Virtualization is creating a buzz in the IT industry today, but that buzz fizzles when virtualization on Linux clusters is mentioned. That's a shame, says Beowulf Project co-founder Donald Becker, because clusters offer a no-clutter virtualization option.
Linux clusters deserve more respect in virtualization and high availability, says Becker, and he explains why in this interview. He also offers some migration advice to SMP users switching to Linux clusters.
In addition to his Beowulf role, Becker is Scyld Software's founder and chief scientist. He has just joined SearchEnterpriseLinux.com's Ask the Expert team as an advisor and can answer your questions about Linux cluster and server issues.
What are the latest developments in Linux cluster technology?
Donald Becker: The hot development area for clusters right now is virtualization.
Two well-known traditional virtualization systems are VMWare and Xen. VMWare emulates a PC down to the hardware devices. This allows it to run almost any operating system as a process in the native OS.
However, one downside of virtualization is that it often implies, and is implemented with, significant overhead. As a result, VMWare runs with emulation overhead and no opportunity for optimization. Xen is a para-hypervisor, allowing multiple operating systems to run at once. It has reduced overhead by not doing a full emulation, but it requires some modifications to the host kernel.
How does virtualization on a Linux cluster differ from these approaches?
Becker: Both VMWare and Xen make the implicit assumption that they will be running multiple kernels and full installations. Running a cluster provides an opportunity not addressed by this type of virtualization: creating lightweight environments with only the elements required by the application. When the system services typically expected from a machine (i.e. login shell and housekeeping utilities such as 'cron') are provided by the master node, compute nodes only need to run the application so that you can scale up performance, which is the opposite of traditional virtualization systems.

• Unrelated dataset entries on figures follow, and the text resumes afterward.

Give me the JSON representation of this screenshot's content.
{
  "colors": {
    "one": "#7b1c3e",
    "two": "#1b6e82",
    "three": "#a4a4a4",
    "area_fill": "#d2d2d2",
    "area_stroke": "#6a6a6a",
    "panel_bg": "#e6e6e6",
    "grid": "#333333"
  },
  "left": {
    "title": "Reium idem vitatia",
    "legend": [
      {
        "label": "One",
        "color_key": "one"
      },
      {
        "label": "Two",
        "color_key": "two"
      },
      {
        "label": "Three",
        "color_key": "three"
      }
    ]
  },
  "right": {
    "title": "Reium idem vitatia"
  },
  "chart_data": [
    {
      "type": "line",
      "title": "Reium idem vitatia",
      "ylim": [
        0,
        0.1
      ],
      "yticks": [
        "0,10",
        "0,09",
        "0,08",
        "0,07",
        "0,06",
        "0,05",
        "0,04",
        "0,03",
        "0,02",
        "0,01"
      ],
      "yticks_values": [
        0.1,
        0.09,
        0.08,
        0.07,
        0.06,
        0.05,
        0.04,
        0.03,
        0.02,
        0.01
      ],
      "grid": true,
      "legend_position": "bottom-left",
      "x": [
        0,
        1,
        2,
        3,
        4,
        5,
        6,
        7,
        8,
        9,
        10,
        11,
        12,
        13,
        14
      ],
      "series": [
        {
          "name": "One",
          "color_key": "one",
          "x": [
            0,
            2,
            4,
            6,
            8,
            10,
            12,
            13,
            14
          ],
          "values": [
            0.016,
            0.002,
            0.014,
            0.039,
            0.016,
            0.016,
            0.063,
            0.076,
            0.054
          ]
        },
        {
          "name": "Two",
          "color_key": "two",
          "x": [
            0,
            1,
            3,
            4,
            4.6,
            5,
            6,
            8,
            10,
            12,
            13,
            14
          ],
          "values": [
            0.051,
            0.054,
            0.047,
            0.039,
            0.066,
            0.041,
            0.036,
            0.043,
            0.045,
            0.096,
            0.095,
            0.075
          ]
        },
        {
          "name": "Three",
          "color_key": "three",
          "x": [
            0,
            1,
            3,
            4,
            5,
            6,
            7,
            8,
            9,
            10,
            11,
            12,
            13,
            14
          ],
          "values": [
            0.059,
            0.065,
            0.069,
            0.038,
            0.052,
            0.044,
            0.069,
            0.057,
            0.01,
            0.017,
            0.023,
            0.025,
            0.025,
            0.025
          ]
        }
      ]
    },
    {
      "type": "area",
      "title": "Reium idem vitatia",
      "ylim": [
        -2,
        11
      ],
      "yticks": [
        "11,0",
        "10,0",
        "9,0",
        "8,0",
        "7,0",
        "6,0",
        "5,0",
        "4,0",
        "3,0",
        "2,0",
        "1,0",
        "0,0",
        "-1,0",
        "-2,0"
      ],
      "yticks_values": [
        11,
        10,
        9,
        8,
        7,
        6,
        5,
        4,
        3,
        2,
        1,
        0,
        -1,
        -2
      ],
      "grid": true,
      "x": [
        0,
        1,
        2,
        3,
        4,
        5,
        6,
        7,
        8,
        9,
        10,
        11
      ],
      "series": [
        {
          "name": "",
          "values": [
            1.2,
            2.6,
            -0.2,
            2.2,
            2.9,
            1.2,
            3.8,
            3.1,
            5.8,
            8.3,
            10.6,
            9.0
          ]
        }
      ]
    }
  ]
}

Some IT directors have told me that they're using SMP systems for compute-intensive calculations. What are some of the challenges one of them might face in migrating to a Linux cluster?
Becker: The answer depends largely on the applications you are running.
The easiest type of application to put on a cluster is one that uses 'parametric execution.' With this model, multiple independent copies of an application are run on different data sets.
If the SMP system is used because it offers high throughput on single-threaded jobs, a Beowulf cluster will be an almost drop-in replacement. However, if the SMP system is being used with threaded programs that rely on shared memory for fine-grained communication, complicated restructuring of the application may be required.
One traditional case where SMP have been used is with transactional databases. This is a special case where fine-grained communication and locking are used on the SMP, but other ways to achieve the same result are used in a cluster so an analysis has to be done to determine if moving to a cluster is feasible.
Most applications fall in between these two extremes.
Can Linux clusters achieve high availability (HA), or are they inherently too complex?
Becker: Scalability does not by itself preclude high availability, so Linux clusters can achieve high availability. The term HA typically refers to virtually constant access to business critical applications and data. Levels of uptime are often benchmarked at five nines availability or 99.999% of the time, equivalent to less than one second of downtime per day.
The classic high availability cluster deployment includes two servers that are aware of one another's state and share a storage subsystem. If either server fails, the second server takes over all of the services for both. Highly available clusters achieve that level of reliability by using failover, load balancing, redundancy and other features to join two or more servers together to protect against both planned (i.e. administrative) and unplanned (i.e, faults) system outages and sharing storage devices.
By their sheer size, large-scale clusters are likely to encounter frequent failures and so require a design that handles failures. However, this design does not happen automatically and many tools on the market today do not address this situation at all. Carefully designed subsystems, such as some commercial grade clusters with strong management capabilities, can handle incremental scalability. This means they can scale both up and down and avoid cascading failures, which occur when one node crashes holding essential memory page or file system data, eventually causing other nodes to become inoperable.
What are some ways to achieve high availability in a Linux cluster?
Becker: In a cluster configuration, multiple servers in a common location are managed through a central point. This presents distinct advantages for high availability situations, as there are more 'backup; servers to go to. This allows for 24 x 7 availability, failover protection, centralized management of distributed applications, the ability to handle extremely large data sets, dynamic web publishing and disaster recovery.
It is critical to choose a method that ensures data integrity during downtime and restart. Unfortunately, not all alternatives improve reliability and can preserve data integrity, so it is critical to do your homework and choose your implementation wisely.
Some non-commercial cluster systems create a partial single system illusion by requiring network virtual memory or a consistent global file system, or implementing transparent process migration. However, these designs handle failure poorly because if any of the nodes fail the system must go through a time consuming lock recovery process or even kill all processes related to the failed machine.
A better approach is to ensure the cluster's master node is running. For larger installations insure that a master is running with conventional cold/warm/hot spare and fail-over, or an innovative simultaneous multiple master approach. Compute nodes, on the other hand, may join and leave the cluster without impacting the underlying system, although the application running on them is lost.